A Globo corre contra o tempo para tentar salvar a reprise de Rainha da Sucata no Vale a Pena Ver de Novo; relembre outras novelas do autor que não foram bem na faixa


Claudia Raia e Edson Celulari em Deus nos Acuda
Claudia Raia e Edson Celulari em Deus nos Acuda

Protagonizada por Regina Duarte, Rainha da Sucata vem enfrentando uma situação delicada no Vale a Pena Ver de Novo e se tornando uma das piores audiências recentes da faixa.

De acordo com dados do Kantar Ibope, a novela de Silvio de Abreu teve média de 13,5 pontos em seus primeiros 16 capítulos, desempenho 20,5% abaixo do registrado pela antecessora, A Viagem, que marcou 17 pontos. A queda preocupa a Globo, já que o fraco desempenho prejudica também Êta Mundo Melhor!, novela inédita que entra na sequência.

A avaliação interna é de que a emissora precisa agir rápido para evitar que os índices sigam em declínio.
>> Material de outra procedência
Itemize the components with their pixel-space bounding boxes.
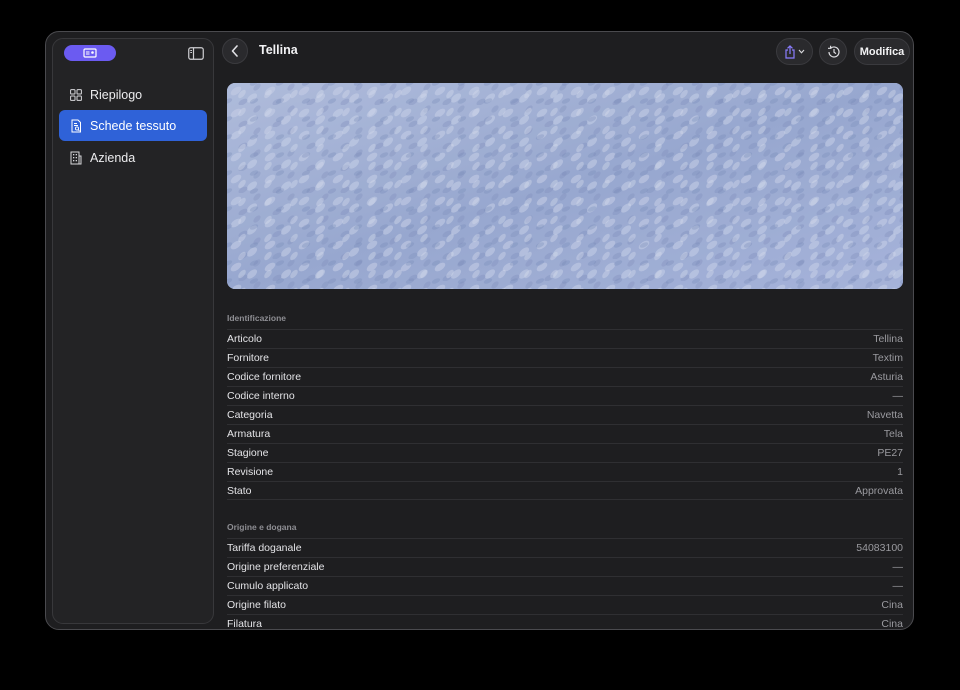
- table-row: Origine preferenziale —: [227, 557, 903, 576]
- app-badge[interactable]: [64, 45, 116, 61]
- row-value: —: [892, 390, 904, 402]
- identificazione-table: Articolo Tellina Fornitore Textim Codice for…: [227, 329, 903, 500]
- table-row: Categoria Navetta: [227, 405, 903, 424]
- page-title: Tellina: [259, 43, 298, 57]
- row-label: Codice interno: [227, 390, 295, 402]
- toolbar: Tellina Modifica: [220, 32, 913, 72]
- row-label: Armatura: [227, 428, 271, 440]
- table-row: Stagione PE27: [227, 443, 903, 462]
- table-row: Cumulo applicato —: [227, 576, 903, 595]
- row-label: Articolo: [227, 333, 263, 345]
- table-row: Codice interno —: [227, 386, 903, 405]
- back-button[interactable]: [222, 38, 248, 64]
- row-label: Categoria: [227, 409, 273, 421]
- row-value: Approvata: [855, 484, 903, 497]
- id-card-icon: [83, 48, 97, 58]
- sidebar-item-azienda[interactable]: Azienda: [59, 142, 207, 173]
- edit-button[interactable]: Modifica: [854, 38, 910, 65]
- sidebar-item-schede-tessuto[interactable]: Schede tessuto: [59, 110, 207, 141]
- main-content: Tellina Modifica Identificazione Articol…: [220, 32, 913, 629]
- row-value: Cina: [881, 617, 903, 630]
- row-label: Stato: [227, 484, 252, 497]
- row-value: Asturia: [870, 371, 903, 383]
- row-label: Origine preferenziale: [227, 561, 325, 573]
- table-row: Tariffa doganale 54083100: [227, 538, 903, 557]
- sidebar-toggle-button[interactable]: [187, 45, 205, 61]
- app-window: Riepilogo Schede tessuto Azienda Tellina…: [45, 31, 914, 630]
- building-icon: [69, 151, 82, 165]
- origine-table: Tariffa doganale 54083100 Origine preferen…: [227, 538, 903, 630]
- sidebar-toggle-icon: [188, 46, 204, 60]
- row-value: PE27: [877, 447, 903, 459]
- table-row: Fornitore Textim: [227, 348, 903, 367]
- sidebar-item-label: Riepilogo: [90, 87, 143, 102]
- row-value: Tela: [883, 428, 903, 440]
- section-title-identificazione: Identificazione: [227, 313, 287, 323]
- row-label: Cumulo applicato: [227, 580, 309, 592]
- table-row: Filatura Cina: [227, 614, 903, 630]
- table-row: Origine filato Cina: [227, 595, 903, 614]
- row-value: Textim: [872, 352, 903, 364]
- fabric-photo: [227, 83, 903, 289]
- document-search-icon: [69, 119, 82, 133]
- chevron-down-icon: [798, 49, 805, 54]
- sidebar-item-label: Azienda: [90, 150, 136, 165]
- section-title-origine: Origine e dogana: [227, 522, 297, 532]
- sidebar-item-label: Schede tessuto: [90, 118, 177, 133]
- row-value: 1: [897, 466, 903, 478]
- sidebar: Riepilogo Schede tessuto Azienda: [52, 38, 214, 624]
- grid-icon: [69, 88, 82, 102]
- row-label: Fornitore: [227, 352, 270, 364]
- row-value: —: [892, 580, 904, 592]
- history-button[interactable]: [819, 38, 847, 65]
- row-label: Codice fornitore: [227, 371, 302, 383]
- sidebar-item-riepilogo[interactable]: Riepilogo: [59, 79, 207, 110]
- table-row: Revisione 1: [227, 462, 903, 481]
- row-label: Revisione: [227, 466, 274, 478]
- table-row: Articolo Tellina: [227, 329, 903, 348]
- share-icon: [785, 44, 795, 59]
- row-value: 54083100: [856, 542, 903, 554]
- fabric-texture-image: [227, 83, 903, 289]
- row-label: Filatura: [227, 617, 263, 630]
- table-row: Codice fornitore Asturia: [227, 367, 903, 386]
- row-value: Cina: [881, 599, 903, 611]
- table-row: Stato Approvata: [227, 481, 903, 500]
- row-value: Navetta: [866, 409, 903, 421]
- row-value: —: [892, 561, 904, 573]
- chevron-left-icon: [231, 45, 238, 57]
- share-button[interactable]: [776, 38, 813, 65]
- row-label: Stagione: [227, 447, 269, 459]
- table-row: Armatura Tela: [227, 424, 903, 443]
- history-icon: [827, 45, 840, 58]
- row-label: Origine filato: [227, 599, 286, 611]
- row-label: Tariffa doganale: [227, 542, 302, 554]
- row-value: Tellina: [873, 333, 903, 345]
Entre as estratégias, o canal prepara participações de nomes do elenco em programas da casa e acelera a edição da trama para chegar mais rápido ao núcleo de conflitos que empolgou o público em 1990 e transformou o título em um dos mais lembrados daquela década.
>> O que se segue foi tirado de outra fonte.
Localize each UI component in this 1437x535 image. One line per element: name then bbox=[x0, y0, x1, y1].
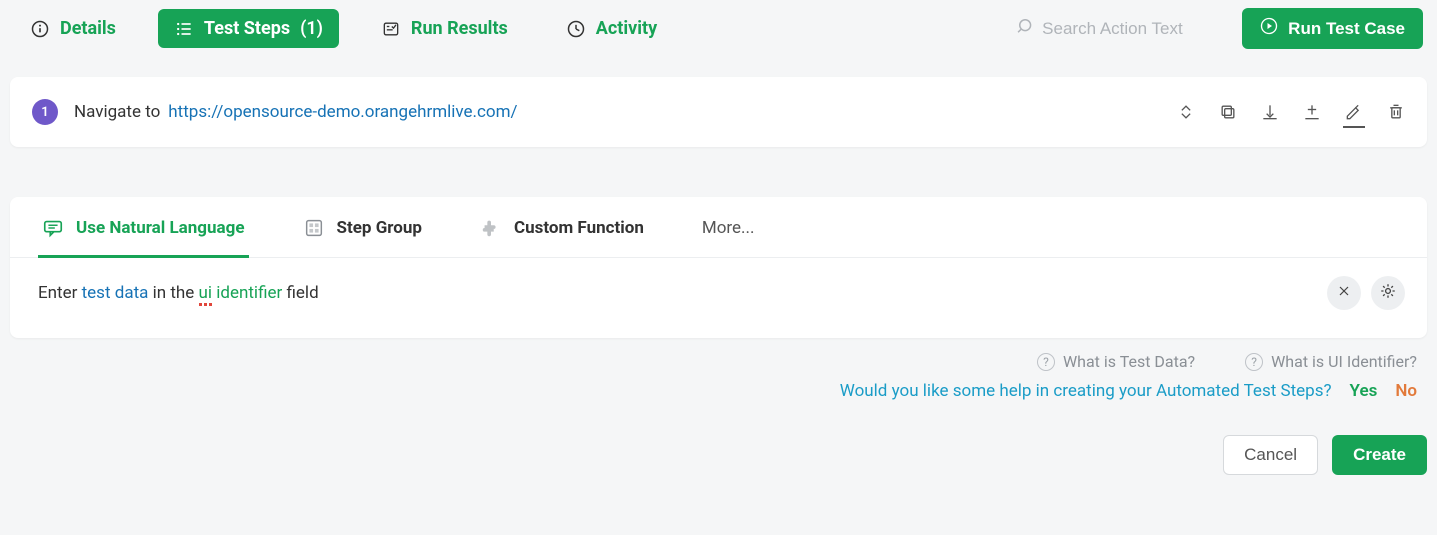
tab-steps-label: Test Steps bbox=[204, 18, 290, 39]
insert-below-icon[interactable] bbox=[1301, 101, 1323, 123]
step-settings-button[interactable] bbox=[1371, 276, 1405, 310]
search-input[interactable] bbox=[1042, 19, 1212, 39]
help-yes-link[interactable]: Yes bbox=[1350, 381, 1378, 401]
tab-steps-count: (1) bbox=[300, 18, 323, 39]
clock-icon bbox=[566, 19, 586, 39]
close-icon bbox=[1336, 283, 1352, 303]
help-no-link[interactable]: No bbox=[1395, 381, 1417, 401]
question-icon: ? bbox=[1245, 353, 1263, 371]
composer-tab-custom-label: Custom Function bbox=[514, 218, 644, 238]
results-icon bbox=[381, 19, 401, 39]
ui-identifier-placeholder-part2[interactable]: identifier bbox=[216, 283, 282, 303]
list-icon bbox=[174, 19, 194, 39]
tab-run-results[interactable]: Run Results bbox=[365, 9, 524, 48]
puzzle-icon bbox=[480, 217, 502, 239]
play-icon bbox=[1260, 17, 1278, 40]
new-step-composer: Use Natural Language Step Group Custom F… bbox=[10, 197, 1427, 338]
help-suggestion-row: Would you like some help in creating you… bbox=[0, 373, 1437, 401]
composer-footer-buttons: Cancel Create bbox=[0, 401, 1437, 475]
nl-text-field: field bbox=[287, 283, 319, 303]
grid-icon bbox=[303, 217, 325, 239]
step-number-badge: 1 bbox=[32, 99, 58, 125]
step-action-toolbar bbox=[1175, 101, 1407, 123]
info-icon bbox=[30, 19, 50, 39]
composer-tab-custom-function[interactable]: Custom Function bbox=[476, 211, 648, 258]
help-test-data-label: What is Test Data? bbox=[1063, 352, 1195, 371]
composer-tab-bar: Use Natural Language Step Group Custom F… bbox=[10, 197, 1427, 258]
composer-tab-step-group[interactable]: Step Group bbox=[299, 211, 426, 258]
composer-tab-more-label: More... bbox=[702, 218, 755, 238]
help-what-is-test-data[interactable]: ? What is Test Data? bbox=[1037, 352, 1195, 371]
help-suggestion-text: Would you like some help in creating you… bbox=[840, 381, 1332, 401]
help-links-row: ? What is Test Data? ? What is UI Identi… bbox=[0, 338, 1437, 373]
tab-activity-label: Activity bbox=[596, 18, 657, 39]
composer-tab-group-label: Step Group bbox=[337, 218, 422, 238]
search-icon bbox=[1016, 16, 1036, 41]
help-what-is-ui-identifier[interactable]: ? What is UI Identifier? bbox=[1245, 352, 1417, 371]
test-step-row[interactable]: 1 Navigate to https://opensource-demo.or… bbox=[10, 77, 1427, 147]
top-tab-bar: Details Test Steps (1) Run Results Activ… bbox=[0, 0, 1437, 59]
step-description: Navigate to https://opensource-demo.oran… bbox=[74, 102, 1159, 122]
test-data-placeholder[interactable]: test data bbox=[82, 283, 149, 303]
nl-step-input[interactable]: Enter test data in the ui identifier fie… bbox=[38, 283, 319, 303]
tab-test-steps[interactable]: Test Steps (1) bbox=[158, 9, 339, 48]
help-ui-identifier-label: What is UI Identifier? bbox=[1271, 352, 1417, 371]
nl-text-in-the: in the bbox=[153, 283, 195, 303]
nl-text-enter: Enter bbox=[38, 283, 77, 303]
tab-results-label: Run Results bbox=[411, 18, 508, 39]
create-button[interactable]: Create bbox=[1332, 435, 1427, 475]
composer-tab-more[interactable]: More... bbox=[698, 212, 759, 257]
step-url[interactable]: https://opensource-demo.orangehrmlive.co… bbox=[168, 102, 517, 122]
ui-identifier-placeholder-part1[interactable]: ui bbox=[199, 283, 213, 303]
run-test-case-button[interactable]: Run Test Case bbox=[1242, 8, 1423, 49]
tab-activity[interactable]: Activity bbox=[550, 9, 673, 48]
step-verb: Navigate to bbox=[74, 102, 160, 122]
gear-icon bbox=[1379, 282, 1397, 304]
reorder-icon[interactable] bbox=[1175, 101, 1197, 123]
edit-icon[interactable] bbox=[1343, 101, 1365, 123]
tab-details[interactable]: Details bbox=[14, 9, 132, 48]
question-icon: ? bbox=[1037, 353, 1055, 371]
search-action-text[interactable] bbox=[1016, 16, 1216, 41]
run-button-label: Run Test Case bbox=[1288, 19, 1405, 39]
tab-details-label: Details bbox=[60, 18, 116, 39]
trash-icon[interactable] bbox=[1385, 101, 1407, 123]
composer-tab-nl-label: Use Natural Language bbox=[76, 218, 245, 238]
copy-icon[interactable] bbox=[1217, 101, 1239, 123]
insert-above-icon[interactable] bbox=[1259, 101, 1281, 123]
cancel-button[interactable]: Cancel bbox=[1223, 435, 1318, 475]
composer-tab-natural-language[interactable]: Use Natural Language bbox=[38, 211, 249, 258]
chat-icon bbox=[42, 217, 64, 239]
clear-step-button[interactable] bbox=[1327, 276, 1361, 310]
Mas a baixa audiência de Rainha da Sucata no Vale a Pena Ver de Novo reacendeu uma estatística incômoda nos corredores da Globo: as novelas de Silvio de Abreu, apesar do sucesso em suas exibições originais, não costumam engrenar quando voltam à faixa vespertina do canal.

Relembre abaixo outros três títulos do autor que também sofreram com baixos índices:

A Próxima Vítima

Não foi só Rainha da Sucata: 3 novelas de Silvio de Abreu que floparam no Vale a Pena Ver de Novo

Exibida originalmente em 1995, A Próxima Vítima marcou gerações ao apostar em uma trama policial cheia de mistérios, viradas e mortes que pararam o país. Protagonizada por Susana Vieira, José Wilker e Tony Ramos, a novela é um dos maiores sucessos escritos por Silvio de Abreu, mas não empolgou em nada quando voltou a ser exibida.

Em 2000, a Globo decidiu reprisar a novela na tentativa de reaquecer a faixa, que vinha rendendo baixos números com Tropicaliente. Para atrair atenção, a emissora chegou a anunciar um final inédito, que havia sido exibido apenas na versão internacional, com Ulisses (Otávio Augusto) como assassino, ao invés de Adalberto (Cecil Thiré).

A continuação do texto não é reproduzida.